Por que algumas línguas separam os verbos “ser” e “estar”, mas outras não?
Cada caso é um caso. Mas podemos adiantar que português e espanhol são anormalmente complicados nesse aspecto.
Não há uma regra universal, mas, em geral, somos exceção. Esses verbos, chamados “de ligação” ou “copulativos” no português, costumam ser representados por uma só palavra em outras línguas.
Pense no “to be” do inglês, que cumpre não só a função de ser e estar como também de “haver” (there is). No russo, o verbo de ligação é o быть (pronuncia-se “byt”, grosso modo); no alemão, sein.
A ideia de separá-los, que parece tão natural para a gente, foi quase um acidente histórico para parte dos idiomas latinos. O próprio latim também tinha só um verbo para ambos os sentidos: esse (cuja origem no protoindo-europeu é a mesma do is em inglês ou do ist do alemão. O protoindo-europeu, vale dizer, é a língua pré-histórica que deu origem a grego, latim, germânico etc.)

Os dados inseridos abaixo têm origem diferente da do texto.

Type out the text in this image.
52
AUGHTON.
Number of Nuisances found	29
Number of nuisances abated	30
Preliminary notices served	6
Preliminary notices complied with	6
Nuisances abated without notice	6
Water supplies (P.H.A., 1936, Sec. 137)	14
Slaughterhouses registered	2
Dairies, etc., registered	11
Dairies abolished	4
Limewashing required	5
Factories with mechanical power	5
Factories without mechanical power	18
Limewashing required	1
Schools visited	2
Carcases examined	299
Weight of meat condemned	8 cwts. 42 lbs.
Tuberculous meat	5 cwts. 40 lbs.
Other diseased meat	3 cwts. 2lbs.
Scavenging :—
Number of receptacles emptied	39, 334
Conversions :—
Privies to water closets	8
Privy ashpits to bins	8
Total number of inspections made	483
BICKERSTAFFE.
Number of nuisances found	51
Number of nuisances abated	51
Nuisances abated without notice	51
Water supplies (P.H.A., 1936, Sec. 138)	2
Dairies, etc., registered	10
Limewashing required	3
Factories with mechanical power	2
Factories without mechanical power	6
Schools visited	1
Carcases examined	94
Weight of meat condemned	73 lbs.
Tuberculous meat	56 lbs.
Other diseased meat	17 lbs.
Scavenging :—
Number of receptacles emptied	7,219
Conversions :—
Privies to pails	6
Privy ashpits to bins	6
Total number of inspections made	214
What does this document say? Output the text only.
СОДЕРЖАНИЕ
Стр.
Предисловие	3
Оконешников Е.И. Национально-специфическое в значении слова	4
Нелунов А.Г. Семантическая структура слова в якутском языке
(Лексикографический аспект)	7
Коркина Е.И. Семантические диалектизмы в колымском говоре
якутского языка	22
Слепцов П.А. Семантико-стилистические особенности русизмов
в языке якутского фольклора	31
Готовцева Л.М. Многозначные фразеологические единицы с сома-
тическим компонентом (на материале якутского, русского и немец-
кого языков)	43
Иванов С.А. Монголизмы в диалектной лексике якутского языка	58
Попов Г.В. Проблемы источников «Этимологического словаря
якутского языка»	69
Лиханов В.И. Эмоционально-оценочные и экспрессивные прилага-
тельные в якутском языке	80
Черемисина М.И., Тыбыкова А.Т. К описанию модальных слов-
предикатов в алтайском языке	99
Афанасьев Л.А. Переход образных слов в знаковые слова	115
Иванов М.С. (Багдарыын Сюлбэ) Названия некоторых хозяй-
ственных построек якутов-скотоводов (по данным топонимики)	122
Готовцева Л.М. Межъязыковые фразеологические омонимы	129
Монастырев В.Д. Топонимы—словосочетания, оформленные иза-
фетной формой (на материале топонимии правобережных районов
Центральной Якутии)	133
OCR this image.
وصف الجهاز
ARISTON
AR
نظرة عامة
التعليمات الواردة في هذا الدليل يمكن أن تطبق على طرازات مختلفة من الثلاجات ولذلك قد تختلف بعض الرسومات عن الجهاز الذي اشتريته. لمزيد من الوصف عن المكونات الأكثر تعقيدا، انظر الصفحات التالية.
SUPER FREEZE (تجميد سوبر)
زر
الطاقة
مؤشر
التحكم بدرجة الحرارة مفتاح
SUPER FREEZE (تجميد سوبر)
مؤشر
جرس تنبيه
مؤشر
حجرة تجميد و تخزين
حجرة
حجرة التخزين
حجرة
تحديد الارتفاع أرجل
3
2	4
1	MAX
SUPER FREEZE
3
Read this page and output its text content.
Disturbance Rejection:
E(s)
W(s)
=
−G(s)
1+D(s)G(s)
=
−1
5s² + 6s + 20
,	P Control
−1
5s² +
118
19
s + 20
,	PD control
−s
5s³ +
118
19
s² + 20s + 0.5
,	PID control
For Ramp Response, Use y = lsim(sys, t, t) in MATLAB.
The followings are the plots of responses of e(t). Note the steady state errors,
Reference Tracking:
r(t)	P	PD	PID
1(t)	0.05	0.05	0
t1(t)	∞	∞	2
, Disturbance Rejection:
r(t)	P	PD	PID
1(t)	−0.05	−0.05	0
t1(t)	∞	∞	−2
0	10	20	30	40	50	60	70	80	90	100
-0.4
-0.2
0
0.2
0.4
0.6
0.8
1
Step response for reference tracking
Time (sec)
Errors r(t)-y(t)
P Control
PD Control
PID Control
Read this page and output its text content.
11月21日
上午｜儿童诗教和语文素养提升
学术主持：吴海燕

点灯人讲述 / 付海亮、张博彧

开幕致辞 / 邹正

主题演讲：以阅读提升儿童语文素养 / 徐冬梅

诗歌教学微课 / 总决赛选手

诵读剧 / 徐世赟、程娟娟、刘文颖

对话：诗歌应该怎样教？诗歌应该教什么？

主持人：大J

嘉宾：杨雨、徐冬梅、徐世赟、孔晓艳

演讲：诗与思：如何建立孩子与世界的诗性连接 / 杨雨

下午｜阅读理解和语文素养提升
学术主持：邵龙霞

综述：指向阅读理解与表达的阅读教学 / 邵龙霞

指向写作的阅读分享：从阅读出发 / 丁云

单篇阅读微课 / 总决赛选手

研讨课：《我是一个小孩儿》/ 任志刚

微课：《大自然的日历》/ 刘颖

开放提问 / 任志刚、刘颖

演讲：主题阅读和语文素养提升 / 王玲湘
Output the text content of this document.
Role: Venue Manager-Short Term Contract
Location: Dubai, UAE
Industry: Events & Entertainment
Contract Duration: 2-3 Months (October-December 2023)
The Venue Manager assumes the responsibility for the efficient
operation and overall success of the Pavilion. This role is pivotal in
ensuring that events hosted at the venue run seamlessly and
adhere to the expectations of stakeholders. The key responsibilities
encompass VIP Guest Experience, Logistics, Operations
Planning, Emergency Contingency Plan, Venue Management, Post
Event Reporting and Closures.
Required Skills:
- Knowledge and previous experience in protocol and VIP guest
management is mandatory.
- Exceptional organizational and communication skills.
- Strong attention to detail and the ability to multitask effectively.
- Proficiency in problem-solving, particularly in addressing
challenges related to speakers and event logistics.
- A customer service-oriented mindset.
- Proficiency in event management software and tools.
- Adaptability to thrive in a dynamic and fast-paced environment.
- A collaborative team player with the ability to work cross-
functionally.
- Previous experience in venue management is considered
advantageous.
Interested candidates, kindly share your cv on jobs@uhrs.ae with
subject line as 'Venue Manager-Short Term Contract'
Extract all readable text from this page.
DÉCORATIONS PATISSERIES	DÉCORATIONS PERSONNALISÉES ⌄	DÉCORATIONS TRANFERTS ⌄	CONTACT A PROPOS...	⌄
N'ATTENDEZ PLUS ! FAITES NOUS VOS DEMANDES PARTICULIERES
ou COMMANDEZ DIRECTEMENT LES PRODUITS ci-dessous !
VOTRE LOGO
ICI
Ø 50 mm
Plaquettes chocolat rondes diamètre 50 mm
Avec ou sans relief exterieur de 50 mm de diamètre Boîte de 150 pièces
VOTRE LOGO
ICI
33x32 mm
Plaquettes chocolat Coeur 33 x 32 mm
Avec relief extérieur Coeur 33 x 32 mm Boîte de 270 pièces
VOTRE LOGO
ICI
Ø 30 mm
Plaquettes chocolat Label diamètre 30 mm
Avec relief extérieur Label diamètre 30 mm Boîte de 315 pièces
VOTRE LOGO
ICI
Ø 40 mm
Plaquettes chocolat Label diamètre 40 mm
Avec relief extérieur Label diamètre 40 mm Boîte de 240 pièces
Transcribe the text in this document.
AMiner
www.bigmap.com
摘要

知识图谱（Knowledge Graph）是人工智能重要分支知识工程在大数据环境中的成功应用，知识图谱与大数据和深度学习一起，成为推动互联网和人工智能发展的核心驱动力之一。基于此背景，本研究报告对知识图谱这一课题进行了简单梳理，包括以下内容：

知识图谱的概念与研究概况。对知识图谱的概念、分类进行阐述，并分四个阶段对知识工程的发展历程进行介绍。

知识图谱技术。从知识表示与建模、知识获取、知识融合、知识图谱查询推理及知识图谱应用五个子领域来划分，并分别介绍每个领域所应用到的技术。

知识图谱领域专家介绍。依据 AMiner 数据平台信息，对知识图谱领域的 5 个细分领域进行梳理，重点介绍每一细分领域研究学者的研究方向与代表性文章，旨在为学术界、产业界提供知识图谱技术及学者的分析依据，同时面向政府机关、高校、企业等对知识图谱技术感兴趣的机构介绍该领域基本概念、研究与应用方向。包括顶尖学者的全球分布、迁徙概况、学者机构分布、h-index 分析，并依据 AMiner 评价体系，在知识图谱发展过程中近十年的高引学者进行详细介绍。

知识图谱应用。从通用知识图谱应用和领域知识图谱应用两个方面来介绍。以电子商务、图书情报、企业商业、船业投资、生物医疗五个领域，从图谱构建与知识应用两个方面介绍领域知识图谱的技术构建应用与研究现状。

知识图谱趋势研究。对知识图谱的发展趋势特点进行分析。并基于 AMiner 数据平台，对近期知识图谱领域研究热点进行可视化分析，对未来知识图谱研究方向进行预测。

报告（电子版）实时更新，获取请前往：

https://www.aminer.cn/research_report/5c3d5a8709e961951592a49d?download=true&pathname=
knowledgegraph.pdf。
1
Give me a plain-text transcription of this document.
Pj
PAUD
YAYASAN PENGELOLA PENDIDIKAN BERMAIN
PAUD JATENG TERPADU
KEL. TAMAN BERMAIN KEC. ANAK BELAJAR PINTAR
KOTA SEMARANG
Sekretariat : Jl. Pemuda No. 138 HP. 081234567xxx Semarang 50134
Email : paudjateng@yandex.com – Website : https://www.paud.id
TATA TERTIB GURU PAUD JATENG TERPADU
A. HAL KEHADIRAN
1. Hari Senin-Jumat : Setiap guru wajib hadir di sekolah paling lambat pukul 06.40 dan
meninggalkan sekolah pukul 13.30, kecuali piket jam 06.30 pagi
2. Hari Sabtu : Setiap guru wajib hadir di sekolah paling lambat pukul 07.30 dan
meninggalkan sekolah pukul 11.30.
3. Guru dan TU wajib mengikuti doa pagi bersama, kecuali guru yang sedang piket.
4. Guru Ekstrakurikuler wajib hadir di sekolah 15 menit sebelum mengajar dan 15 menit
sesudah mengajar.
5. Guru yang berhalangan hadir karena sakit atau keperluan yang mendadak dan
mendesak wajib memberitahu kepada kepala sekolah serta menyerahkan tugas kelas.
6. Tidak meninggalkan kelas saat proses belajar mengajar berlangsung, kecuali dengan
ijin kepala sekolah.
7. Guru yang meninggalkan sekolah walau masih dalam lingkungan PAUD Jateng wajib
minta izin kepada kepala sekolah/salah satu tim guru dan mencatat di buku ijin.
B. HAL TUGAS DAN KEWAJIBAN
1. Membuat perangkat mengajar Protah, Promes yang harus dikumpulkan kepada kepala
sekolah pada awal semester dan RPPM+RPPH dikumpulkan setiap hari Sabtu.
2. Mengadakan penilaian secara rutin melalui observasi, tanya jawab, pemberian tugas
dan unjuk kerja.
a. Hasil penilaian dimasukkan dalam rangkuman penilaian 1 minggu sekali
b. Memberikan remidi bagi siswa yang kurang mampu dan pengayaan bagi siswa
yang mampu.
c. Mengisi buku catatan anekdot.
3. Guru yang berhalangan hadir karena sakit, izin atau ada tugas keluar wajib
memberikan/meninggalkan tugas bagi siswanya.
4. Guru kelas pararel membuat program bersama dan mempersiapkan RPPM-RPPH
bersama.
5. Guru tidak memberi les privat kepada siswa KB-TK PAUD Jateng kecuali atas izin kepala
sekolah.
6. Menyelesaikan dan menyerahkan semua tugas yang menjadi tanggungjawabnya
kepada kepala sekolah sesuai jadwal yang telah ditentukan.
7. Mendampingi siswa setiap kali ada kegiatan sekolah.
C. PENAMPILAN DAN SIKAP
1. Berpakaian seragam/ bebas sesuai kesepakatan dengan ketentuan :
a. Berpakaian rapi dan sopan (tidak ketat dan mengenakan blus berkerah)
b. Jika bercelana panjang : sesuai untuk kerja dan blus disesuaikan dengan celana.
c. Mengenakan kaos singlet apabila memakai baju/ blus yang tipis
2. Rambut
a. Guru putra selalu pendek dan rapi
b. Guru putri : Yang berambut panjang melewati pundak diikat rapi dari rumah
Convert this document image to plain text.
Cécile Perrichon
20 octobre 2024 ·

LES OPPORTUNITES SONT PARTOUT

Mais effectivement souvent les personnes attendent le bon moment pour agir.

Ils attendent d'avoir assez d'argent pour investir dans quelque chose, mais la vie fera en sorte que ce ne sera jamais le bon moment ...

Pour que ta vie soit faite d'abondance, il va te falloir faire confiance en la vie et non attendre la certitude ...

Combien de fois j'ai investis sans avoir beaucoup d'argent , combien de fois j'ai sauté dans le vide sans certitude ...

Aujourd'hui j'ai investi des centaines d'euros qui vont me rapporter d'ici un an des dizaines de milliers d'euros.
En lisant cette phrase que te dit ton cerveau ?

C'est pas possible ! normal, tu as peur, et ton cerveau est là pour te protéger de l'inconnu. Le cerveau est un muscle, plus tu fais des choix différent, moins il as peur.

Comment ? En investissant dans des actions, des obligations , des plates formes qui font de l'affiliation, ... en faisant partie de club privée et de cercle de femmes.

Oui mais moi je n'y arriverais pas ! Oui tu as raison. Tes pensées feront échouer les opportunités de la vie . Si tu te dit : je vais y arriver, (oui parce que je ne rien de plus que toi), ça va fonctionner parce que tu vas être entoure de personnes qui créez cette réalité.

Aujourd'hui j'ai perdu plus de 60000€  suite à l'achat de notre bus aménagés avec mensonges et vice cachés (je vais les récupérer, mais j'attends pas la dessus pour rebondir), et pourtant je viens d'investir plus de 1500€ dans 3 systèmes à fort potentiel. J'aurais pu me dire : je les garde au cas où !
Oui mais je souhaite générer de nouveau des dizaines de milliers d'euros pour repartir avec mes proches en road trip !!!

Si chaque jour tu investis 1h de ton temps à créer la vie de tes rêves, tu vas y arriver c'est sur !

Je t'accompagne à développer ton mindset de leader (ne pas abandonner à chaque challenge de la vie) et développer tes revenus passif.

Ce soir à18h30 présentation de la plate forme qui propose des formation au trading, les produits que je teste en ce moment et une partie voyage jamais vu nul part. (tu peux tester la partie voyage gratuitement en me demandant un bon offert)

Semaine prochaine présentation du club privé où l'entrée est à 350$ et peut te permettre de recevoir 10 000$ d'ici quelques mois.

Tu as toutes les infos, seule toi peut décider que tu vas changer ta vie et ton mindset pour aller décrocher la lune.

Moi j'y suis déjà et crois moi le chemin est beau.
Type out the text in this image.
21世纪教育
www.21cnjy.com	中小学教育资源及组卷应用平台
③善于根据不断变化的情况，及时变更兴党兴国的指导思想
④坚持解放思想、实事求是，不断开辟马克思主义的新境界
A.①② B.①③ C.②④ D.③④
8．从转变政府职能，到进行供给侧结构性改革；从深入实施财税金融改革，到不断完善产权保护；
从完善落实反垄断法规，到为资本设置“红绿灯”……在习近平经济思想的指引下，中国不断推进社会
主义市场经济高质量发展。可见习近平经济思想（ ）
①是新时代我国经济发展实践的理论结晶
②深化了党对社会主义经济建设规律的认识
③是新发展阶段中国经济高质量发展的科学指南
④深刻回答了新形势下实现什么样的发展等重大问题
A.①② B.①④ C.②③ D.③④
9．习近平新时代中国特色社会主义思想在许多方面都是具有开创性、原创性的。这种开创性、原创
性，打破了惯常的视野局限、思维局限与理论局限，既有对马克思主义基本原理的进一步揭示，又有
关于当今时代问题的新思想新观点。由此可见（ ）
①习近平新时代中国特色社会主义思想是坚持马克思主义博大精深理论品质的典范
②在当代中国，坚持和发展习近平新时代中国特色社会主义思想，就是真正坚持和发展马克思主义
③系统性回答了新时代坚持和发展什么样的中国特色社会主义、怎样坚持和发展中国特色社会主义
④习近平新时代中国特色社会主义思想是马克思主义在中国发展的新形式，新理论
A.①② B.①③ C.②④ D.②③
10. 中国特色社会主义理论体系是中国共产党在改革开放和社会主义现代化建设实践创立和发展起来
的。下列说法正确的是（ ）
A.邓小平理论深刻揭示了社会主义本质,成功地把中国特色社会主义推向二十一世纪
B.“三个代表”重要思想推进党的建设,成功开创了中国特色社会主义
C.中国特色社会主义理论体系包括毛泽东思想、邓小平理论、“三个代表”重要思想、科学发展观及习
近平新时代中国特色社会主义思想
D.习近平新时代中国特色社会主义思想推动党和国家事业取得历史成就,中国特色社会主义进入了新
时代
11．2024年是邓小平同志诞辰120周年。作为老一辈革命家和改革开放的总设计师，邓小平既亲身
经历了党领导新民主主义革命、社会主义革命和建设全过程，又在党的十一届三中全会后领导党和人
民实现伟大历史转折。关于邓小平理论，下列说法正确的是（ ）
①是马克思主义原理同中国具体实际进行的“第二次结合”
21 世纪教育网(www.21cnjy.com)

Mas outras duas palavras ganharam cada vez mais importância na versão vulgar do latim, falada no cotidiano de pessoas comuns: sedere, que significa “estar sentado”, e stare, que pode ser traduzido como “estar de pé” – e compartilha raízes etimológicas com o verbo stand do inglês, de mesmo sentido.
Ao longo dos séculos, na Idade Média, o latim falado na Península Ibérica combinou os verbos esse e sedare dando origem ao “ser” do português, espanhol e catalão, com sentido de algo permanente. O stare virou, obviamente, “estar” – algo transitório.
O curioso é que isso também aconteceu com o francês arcaico: esse virou estre e stare virou ester. Se você teve que ler de novo para notar a diferença, não se preocupe: as palavras são realmente tão parecidas que, com o tempo, voltaram a ser combinadas numa só: o verbo être, atualmente usado com os dois sentidos. No romeno, outra língua românica, também só há um verbo, o a fi.
Já o italiano é a filha mais complexa do latim, ficando no meio termo: o principal verbo de ligação é o essere, que pode ter tanto o sentido ser quanto estar, mas a língua também preservou o stare, usado só em alguns casos (tipo quando há gerúndio: sto camminando).
Pra piorar, há variação regional: no norte da Itália, Dove sei? significa “Onde você está?”. No sul, provavelmente você ouviria Dove stai?
Além de nós e nossos primos latinos, só algumas línguas eslavas e o irlandês e o gaélico escocês têm verbos copulativos com sentidos diferentes.
Quanto mais distante dos idiomas do tronco indo-europeu vamos, porém, mais complexo fica analisar a questão, já que algumas línguas sequer possuem verbos de ligação – constroem suas frases com outras estruturas.
Fontes: Artigos: “Usos dos verbos ‘ser’ e ‘estar’ do Português em contraste com os usos do verbo sein do Alemão”; “O hibridismo de ser e a distinção ser/estar em português do séc. XIII”, “Grammaticalization of ser and estar in Romance languages” e livro A brief history of the verb to be, de Andrea Moro.